Salvini ha risposto così alla domanda se la Lega presenterà la proposta di rinviare il coprifuoco alle 23, già dal 26 aprile, al prossimo Consiglio dei ministri: "Sicuramente, lo chiedono gran parte delle regioni e dei sindaci a prescindere dai colori politici. Non è una richiesta di Salvini e della Lega, ma è fondata sui dati scientifici in miglioramento e sul buon senso. Lo stesso ministro Speranza, da questo punto di vista, qualche ascolto ha iniziato a darlo". Salvini non è solo.

 

 

"Condivido l’opinione di molti scienziati: spostare il coprifuoco alle 23 è una piccola modifica di buon senso. Parallelamente alle aperture serali vanno fatte rispettare le regole, per questo il Viminale sta preparando una direttiva per concentrare i controlli nei luoghi ’sensibili' e rendere ancora più efficace la funzione di controllo sul territorio", ha scritto su twitter il sottosegretario all’Interno Carlo Sibilia. 
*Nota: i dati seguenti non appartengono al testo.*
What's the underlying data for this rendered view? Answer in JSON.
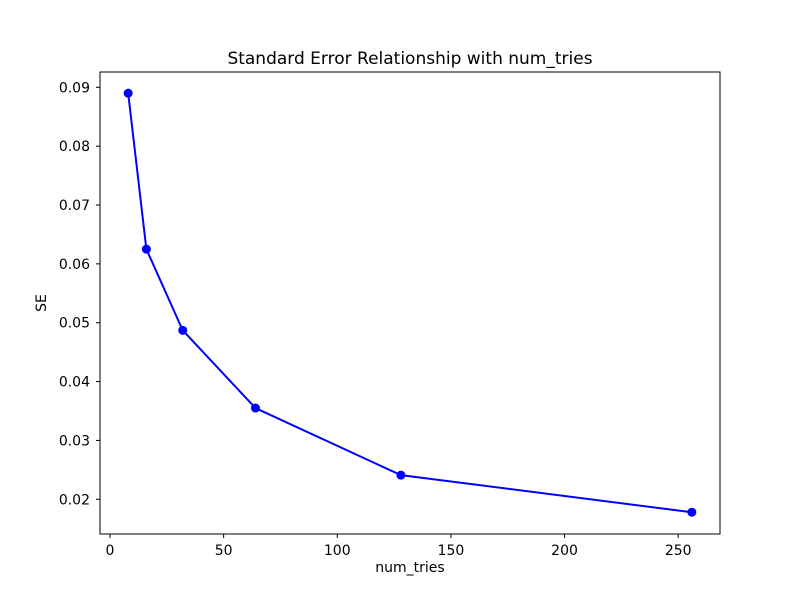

Il coprifuoco "non ha alcuna logica. La riapertura, anche se parziale, di cinema, teatri, palestre e ristoranti insieme all’obbligo di non uscire dopo le 22 concentrerà le persone negli stessi orari. Il rischio è, ad esempio, di sovraccaricare i mezzi pubblici", ha detto  intervenendo ad Agorà su Rai3 il capogruppo di Fratelli d’Italia alla Camera, Francesco Lollobrigida.